# Which company makes the longest and baggiest Jackets?



## legallyillegal (Oct 6, 2008)

analog, trew, saga

ask your local park skier


----------



## nickwarrenn (Feb 11, 2011)

legallyillegal said:


> ask your local park skier


hahaha

10char


----------



## KG29 (Jan 20, 2011)

JVee said:


> I'm tall but also prefer a relaxed/ freedom fit. Can't seem to find anything XXL wise that fits my criterion. Anyone have any companies I should research into?

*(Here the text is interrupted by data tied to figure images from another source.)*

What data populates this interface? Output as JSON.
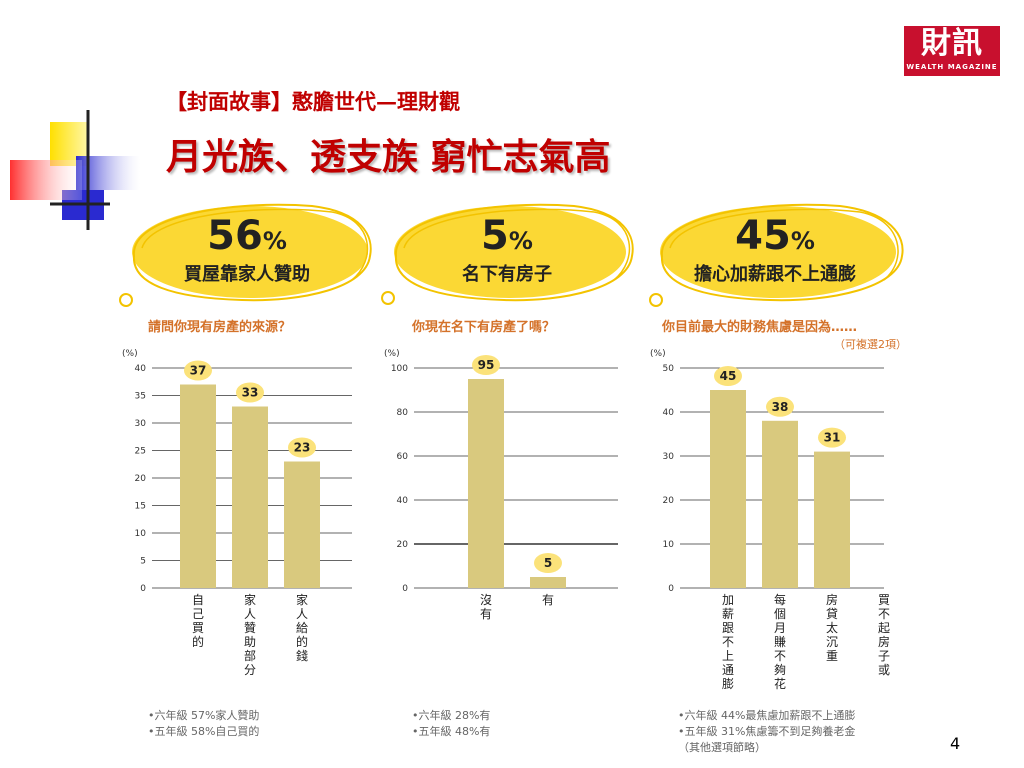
{
  "logo": {
    "zh": "財訊",
    "en": "WEALTH MAGAZINE"
  },
  "header": {
    "subtitle": "【封面故事】憨膽世代—理財觀",
    "title": "月光族、透支族 窮忙志氣高"
  },
  "colors": {
    "bar": "#d9c97e",
    "badge": "#fbd834",
    "title": "#c00000",
    "question": "#d4722a"
  },
  "panels": [
    {
      "badge_value": "56",
      "badge_unit": "%",
      "badge_caption": "買屋靠家人贊助",
      "question": "請問你現有房產的來源？",
      "question_note": "",
      "notes": [
        "•六年級 57%家人贊助",
        "•五年級 58%自己買的"
      ]
    },
    {
      "badge_value": "5",
      "badge_unit": "%",
      "badge_caption": "名下有房子",
      "question": "你現在名下有房產了嗎？",
      "question_note": "",
      "notes": [
        "•六年級 28%有",
        "•五年級 48%有"
      ]
    },
    {
      "badge_value": "45",
      "badge_unit": "%",
      "badge_caption": "擔心加薪跟不上通膨",
      "question": "你目前最大的財務焦慮是因為……",
      "question_note": "（可複選2項）",
      "notes": [
        "•六年級 44%最焦慮加薪跟不上通膨",
        "•五年級 31%焦慮籌不到足夠養老金",
        "（其他選項節略）"
      ]
    }
  ],
  "chart_data": [
    {
      "type": "bar",
      "ylabel": "(%)",
      "ylim": [
        0,
        40
      ],
      "yticks": [
        0,
        5,
        10,
        15,
        20,
        25,
        30,
        35,
        40
      ],
      "categories": [
        "自己買的",
        "家人贊助部分",
        "家人給的錢"
      ],
      "values": [
        37,
        33,
        23
      ]
    },
    {
      "type": "bar",
      "ylabel": "(%)",
      "ylim": [
        0,
        100
      ],
      "yticks": [
        0,
        20,
        40,
        60,
        80,
        100
      ],
      "categories": [
        "沒有",
        "有"
      ],
      "values": [
        95,
        5
      ]
    },
    {
      "type": "bar",
      "ylabel": "(%)",
      "ylim": [
        0,
        50
      ],
      "yticks": [
        0,
        10,
        20,
        30,
        40,
        50
      ],
      "categories": [
        "加薪跟不上通膨",
        "每個月賺不夠花",
        "房貸太沉重",
        "買不起房子或"
      ],
      "values": [
        45,
        38,
        31,
        null
      ]
    }
  ],
  "page_number": "4"
}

I'm not even sure what brands would

Can you give a list of company's that you've tried


----------



## Argo (Feb 25, 2010)

KG29 said:


> I'm not even sure what brands would
> 
> Can you give a list of company's that you've tried


Pull the company size charts up online and look at actual measurements the fit. North face, Columbia, Oakley, and marmot are the biggest xxl I have found. Their newer designs are all nice. Some companis have xxl that only fit yp to a 44-46" chest, the brands I mentioned go 52-54".


----------



## BurtonAvenger (Aug 14, 2007)

Special Blend and 4 Square and I'm pretty sure you can find L1 stuff that has it as well.


----------



## jyuen (Dec 16, 2007)

technine??


----------



## myschims (Jan 11, 2010)

Saga XXL jackets are huge
sessions, technine, 686, they should all run pretty big from what ive tried


----------



## Redmond513 (Jan 27, 2011)

legallyillegal said:


> analog, trew, saga
> 
> ask your local park skier




hahhahaha.


----------



## 509Trevor (Nov 8, 2010)

SAGA, Nomis, Analog, Sessions, Technine


----------



## Skinny Bam (Sep 7, 2012)

Ive noticed 32 and Volcom jackets are def baggier than a lot of other brands. Usually I need a large for the fit I like but with both these brands a medium is good.


----------



## AAA (Feb 2, 2008)

I suggest looking for Omar the Tent Maker in Lane Bryant.


----------



## Powhound97 (Nov 24, 2012)

AAA said:


> I suggest looking for Omar the Tent Maker in Lane Bryant.


HA! :thumbup:


----------